In yet another one of the many stop-the-world-I-want-to-get-off moments the last 12 months has thrown at humankind, Kiss bassist Gene Simmons has announced himself as the god of cryptocurrency Dogecoin.
For the uninitiated, cryptocurrencies are digital assets that exist outside the control of central banking systems. Protected by cryptography, they’re meant to be secure, and immune to both counterfeiting and Government interference. The most famous example is Bitcoin, which launched in 2008, and whose market value has grown from $0.30 per coin in 2011 to over $40,000 per coin this week.
Dogecoin is a more recent example, launched in 2013 as a joke cryptocurrency by two programmers who intended it to parody the thousands of currencies that had sprung up in Bitcoin’s wake.
Other currencies include PotCoin, designed for the legal cannabis industry and promoted by former basketball star Dennis Rodman, Trumpcoin, which promises to “support patriots around the world”, and Mooncoin, whose limited supply is based upon the average distance from the Earth to the moon.

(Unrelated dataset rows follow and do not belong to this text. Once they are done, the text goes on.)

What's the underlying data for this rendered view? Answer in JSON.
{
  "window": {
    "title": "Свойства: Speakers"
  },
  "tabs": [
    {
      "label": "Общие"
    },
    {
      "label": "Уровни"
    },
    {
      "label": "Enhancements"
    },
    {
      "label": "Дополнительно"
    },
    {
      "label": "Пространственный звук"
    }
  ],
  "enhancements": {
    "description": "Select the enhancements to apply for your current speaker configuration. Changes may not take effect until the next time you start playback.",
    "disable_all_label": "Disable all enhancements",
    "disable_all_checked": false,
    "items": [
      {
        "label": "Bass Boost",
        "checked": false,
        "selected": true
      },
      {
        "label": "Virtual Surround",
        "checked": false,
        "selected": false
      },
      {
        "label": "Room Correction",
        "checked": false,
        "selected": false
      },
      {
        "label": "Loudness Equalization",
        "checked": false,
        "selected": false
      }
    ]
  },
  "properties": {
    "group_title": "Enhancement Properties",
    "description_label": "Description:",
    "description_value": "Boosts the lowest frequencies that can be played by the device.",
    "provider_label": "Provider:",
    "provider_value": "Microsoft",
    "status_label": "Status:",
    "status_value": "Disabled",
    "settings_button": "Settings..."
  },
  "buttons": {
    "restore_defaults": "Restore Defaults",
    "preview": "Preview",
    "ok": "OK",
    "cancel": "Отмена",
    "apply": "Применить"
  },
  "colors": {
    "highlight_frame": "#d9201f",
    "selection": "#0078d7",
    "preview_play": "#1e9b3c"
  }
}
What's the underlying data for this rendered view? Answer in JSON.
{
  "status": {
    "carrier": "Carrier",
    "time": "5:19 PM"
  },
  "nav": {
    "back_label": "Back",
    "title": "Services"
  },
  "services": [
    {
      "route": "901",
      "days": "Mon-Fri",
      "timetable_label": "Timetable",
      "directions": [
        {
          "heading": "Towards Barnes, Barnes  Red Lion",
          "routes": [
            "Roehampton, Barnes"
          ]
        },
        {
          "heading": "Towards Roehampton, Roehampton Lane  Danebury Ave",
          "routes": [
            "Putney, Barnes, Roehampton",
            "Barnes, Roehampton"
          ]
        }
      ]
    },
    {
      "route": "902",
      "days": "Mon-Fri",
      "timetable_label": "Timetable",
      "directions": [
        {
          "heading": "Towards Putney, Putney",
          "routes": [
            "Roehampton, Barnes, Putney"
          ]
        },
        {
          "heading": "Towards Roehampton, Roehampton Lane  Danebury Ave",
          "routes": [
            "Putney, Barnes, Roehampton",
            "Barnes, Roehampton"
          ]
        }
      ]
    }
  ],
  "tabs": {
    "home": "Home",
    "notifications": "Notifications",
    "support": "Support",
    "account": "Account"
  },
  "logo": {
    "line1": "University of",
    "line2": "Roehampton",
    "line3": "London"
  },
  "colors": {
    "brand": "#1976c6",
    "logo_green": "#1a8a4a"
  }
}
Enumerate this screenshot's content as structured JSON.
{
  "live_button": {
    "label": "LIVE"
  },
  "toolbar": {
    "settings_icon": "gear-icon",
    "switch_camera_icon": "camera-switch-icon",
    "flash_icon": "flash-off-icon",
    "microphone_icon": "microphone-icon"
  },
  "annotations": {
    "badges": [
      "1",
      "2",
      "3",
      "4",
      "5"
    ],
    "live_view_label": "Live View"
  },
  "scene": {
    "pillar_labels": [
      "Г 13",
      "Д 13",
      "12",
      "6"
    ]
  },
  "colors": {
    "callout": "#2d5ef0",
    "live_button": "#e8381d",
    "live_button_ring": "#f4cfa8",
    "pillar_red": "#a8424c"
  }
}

Where were we? Oh yeah, Gene Simmons.
The God of Thunder has hitched his wagon to Dogecoin, joining fellow investors Snoop Dogg and Tesla founder Elon Musk in taking to social media to promote the currency, whose price was sent soaring last month by the same Reddit users responsible for the GameSpot debacle. He also posted a picture of himself with the caption “God of Dogecoin”.
In an interview with bitcoin.com, Simmons said, “I don’t believe for a second that most people understand what cryptocurrency is, what it is designed to do, but it is immediate and you don’t have to deal with banks – I like that.”
If this is all too confusing, welcome to the club. Just be advised that the value of your investments can go up as well as down, and only invest what you can afford to lose.
In other Gene Simmons news, the bassist has revived his “rock is dead” theory, blaming its apparent demise on “young people.”
“The culprits are the young fans,” Simmons told New York’s Q104.3 radio last week. “You killed the thing that you love. Because as soon as streaming came in, you took away a chance for the new great bands who are there in the shadows, who can’t quit their day job ’cause you can’t make a dime putting your music out there, because when you download stuff, it’s one-hundredth or one-thousandth of one penny.”
“And so you’ve gotta have millions to millions, and even billions of downloads before you can make a few grand. And the fans have killed that thing. So the business is dead.”